According to some embodiments of the present disclosure, in a system, such as system 100A in FIG. 1A which may operate a computer-implemented method for unsupervised task segmentation, such as computer-implemented method 200A for unsupervised task segmentation, in FIG. 2A which may operate an unsupervised task segmentation module, such as unsupervised task segmentation module 200B in FIG. 2B, an input of a stream of actions may be received as tokens 310. The stream of actions may be data of desktop-actions, where each desktop-action relates to User Interface (UI) data-handling operations of applications, and each desktop-action is labeled with an action related integer identification (id).

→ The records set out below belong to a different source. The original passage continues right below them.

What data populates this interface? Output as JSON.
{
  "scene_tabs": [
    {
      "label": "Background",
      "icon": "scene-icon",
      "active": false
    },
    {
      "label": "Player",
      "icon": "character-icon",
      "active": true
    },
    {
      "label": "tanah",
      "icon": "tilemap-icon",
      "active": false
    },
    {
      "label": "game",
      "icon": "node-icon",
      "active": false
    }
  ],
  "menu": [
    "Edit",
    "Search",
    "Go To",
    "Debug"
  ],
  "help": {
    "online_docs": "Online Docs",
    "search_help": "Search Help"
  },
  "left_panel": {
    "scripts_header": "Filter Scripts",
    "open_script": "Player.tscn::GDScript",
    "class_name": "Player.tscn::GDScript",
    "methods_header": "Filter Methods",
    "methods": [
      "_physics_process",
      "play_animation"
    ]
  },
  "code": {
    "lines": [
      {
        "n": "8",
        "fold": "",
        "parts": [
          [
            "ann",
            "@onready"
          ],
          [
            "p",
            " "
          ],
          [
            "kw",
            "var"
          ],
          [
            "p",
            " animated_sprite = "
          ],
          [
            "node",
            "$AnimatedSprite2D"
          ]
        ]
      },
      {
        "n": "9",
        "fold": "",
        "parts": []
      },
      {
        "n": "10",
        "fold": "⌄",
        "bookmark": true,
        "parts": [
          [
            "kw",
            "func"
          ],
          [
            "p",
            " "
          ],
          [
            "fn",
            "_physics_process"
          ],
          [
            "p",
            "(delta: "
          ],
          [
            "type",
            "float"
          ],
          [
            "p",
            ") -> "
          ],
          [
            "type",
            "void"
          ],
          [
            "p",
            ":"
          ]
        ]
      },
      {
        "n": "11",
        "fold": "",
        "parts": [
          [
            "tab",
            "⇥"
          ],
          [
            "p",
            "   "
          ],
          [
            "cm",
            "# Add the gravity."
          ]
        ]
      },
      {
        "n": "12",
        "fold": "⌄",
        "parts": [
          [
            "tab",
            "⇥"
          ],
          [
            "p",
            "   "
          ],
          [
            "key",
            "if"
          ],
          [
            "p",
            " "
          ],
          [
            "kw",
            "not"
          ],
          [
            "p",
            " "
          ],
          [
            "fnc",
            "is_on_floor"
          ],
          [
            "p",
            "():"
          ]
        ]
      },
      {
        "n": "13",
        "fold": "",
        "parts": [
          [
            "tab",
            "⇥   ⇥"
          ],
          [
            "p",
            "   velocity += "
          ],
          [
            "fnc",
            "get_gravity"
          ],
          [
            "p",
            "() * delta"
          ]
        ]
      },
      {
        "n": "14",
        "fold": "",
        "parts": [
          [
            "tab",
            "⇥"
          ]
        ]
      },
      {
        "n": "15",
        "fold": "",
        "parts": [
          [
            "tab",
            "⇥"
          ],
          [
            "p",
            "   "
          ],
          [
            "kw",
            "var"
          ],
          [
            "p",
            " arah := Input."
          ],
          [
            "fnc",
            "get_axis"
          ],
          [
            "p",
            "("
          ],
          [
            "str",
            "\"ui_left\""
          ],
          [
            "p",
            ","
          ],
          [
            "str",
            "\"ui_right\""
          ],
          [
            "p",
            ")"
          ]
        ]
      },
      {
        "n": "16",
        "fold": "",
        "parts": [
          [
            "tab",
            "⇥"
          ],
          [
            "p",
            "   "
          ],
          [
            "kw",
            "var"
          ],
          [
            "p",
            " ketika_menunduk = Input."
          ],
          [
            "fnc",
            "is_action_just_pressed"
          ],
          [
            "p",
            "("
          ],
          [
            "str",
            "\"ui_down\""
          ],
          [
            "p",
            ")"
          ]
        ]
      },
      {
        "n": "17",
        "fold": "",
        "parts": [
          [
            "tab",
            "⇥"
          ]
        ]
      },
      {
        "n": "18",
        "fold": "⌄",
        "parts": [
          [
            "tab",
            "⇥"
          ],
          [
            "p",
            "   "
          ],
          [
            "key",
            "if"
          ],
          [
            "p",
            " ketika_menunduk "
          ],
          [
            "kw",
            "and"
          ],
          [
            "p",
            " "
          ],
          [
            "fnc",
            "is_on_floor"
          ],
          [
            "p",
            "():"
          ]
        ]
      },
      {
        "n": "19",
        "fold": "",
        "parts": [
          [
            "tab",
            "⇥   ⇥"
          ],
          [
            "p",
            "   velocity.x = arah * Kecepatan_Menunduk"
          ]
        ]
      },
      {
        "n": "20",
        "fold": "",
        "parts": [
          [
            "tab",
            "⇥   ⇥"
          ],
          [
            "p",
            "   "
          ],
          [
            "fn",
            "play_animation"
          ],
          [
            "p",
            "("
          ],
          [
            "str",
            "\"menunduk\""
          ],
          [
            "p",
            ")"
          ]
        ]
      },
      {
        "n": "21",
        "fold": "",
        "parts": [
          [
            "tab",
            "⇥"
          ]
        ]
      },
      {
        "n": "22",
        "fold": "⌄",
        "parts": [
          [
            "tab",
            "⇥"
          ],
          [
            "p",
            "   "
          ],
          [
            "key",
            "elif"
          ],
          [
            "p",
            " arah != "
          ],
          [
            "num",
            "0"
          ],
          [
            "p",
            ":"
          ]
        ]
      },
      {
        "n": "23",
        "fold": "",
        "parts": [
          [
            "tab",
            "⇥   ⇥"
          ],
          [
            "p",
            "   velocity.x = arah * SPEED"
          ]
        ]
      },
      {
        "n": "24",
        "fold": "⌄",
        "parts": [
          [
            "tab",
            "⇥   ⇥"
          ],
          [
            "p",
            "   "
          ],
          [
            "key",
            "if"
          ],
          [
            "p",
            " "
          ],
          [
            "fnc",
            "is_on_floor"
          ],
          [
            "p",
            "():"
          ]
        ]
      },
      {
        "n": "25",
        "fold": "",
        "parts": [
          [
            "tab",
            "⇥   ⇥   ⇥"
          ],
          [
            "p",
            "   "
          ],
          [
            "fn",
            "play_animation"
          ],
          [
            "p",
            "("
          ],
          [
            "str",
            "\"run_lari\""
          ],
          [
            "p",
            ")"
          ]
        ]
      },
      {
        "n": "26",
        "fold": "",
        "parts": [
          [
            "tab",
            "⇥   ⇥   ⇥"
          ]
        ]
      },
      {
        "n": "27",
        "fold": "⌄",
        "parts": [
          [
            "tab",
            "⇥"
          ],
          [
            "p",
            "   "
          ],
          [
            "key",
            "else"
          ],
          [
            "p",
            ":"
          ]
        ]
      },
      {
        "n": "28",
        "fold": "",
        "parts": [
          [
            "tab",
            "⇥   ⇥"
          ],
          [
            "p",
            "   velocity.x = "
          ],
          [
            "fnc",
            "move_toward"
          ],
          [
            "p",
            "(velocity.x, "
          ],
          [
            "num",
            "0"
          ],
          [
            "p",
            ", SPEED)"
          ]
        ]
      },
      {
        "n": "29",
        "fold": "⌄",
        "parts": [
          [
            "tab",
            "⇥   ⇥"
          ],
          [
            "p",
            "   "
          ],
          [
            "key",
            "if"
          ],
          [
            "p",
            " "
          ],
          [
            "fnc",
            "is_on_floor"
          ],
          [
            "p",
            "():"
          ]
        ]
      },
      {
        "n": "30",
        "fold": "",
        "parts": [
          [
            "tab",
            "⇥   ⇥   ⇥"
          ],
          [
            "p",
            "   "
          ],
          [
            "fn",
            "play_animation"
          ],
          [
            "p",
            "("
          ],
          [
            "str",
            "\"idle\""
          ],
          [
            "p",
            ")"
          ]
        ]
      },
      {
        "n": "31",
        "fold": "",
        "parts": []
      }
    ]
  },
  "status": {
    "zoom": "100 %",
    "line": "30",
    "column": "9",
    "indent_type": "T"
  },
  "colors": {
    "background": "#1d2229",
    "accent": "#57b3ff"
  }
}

According to some embodiments of the present disclosure, creating an integer sequence from the action related integer id, such that desktop-actions in the stream of data are consecutively concatenated, and then creating word embeddings of the UI data-handling operations of applications for each desktop-action based on the integer id thereof to yield a vector of embeddings, for example, by creating embeddings for each token using Word2Vec 320.

According to some embodiments of the present disclosure, splitting the action stream to groups by user and day 330 and for each action group 340 creating a stream of matching action-vectors 350, for example by implementing unsupervised topic-segmentation Natural Language Processing (NLP) module on the created vector of embeddings to determine one or more cutting-points in the integer sequence to yield one or more segments, such that semantic similarity level of embeddings in each yielded segment is maximized, and a number of non-complete business processes is reduced.

According to some embodiments of the present disclosure, the semantic similarity level of embeddings in each yielded segment may be maximized by using the greedy approach or the Dynamic Programming (DP) approach. The greedy approach tries to maximize J(T) by choosing split positions one at a time and the DP approach exploits the fact that the optimal segmentation of all prefixes of a sequence up to a certain length can be extended to an optimal segmentation of the whole. Both the greedy algorithm and the DP approach depend on a penalty hyper-parameter π, which controls segmentation granularity, the smaller it is, the more segments may be created.

According to some embodiments of the present disclosure, the determining of the one or more cutting-points in the integer sequence may be include calculating the matching penalty hyper-parameter n for the average segment length 360 and finding the optimal split of the action group 370 to extract break points from optimal split 380.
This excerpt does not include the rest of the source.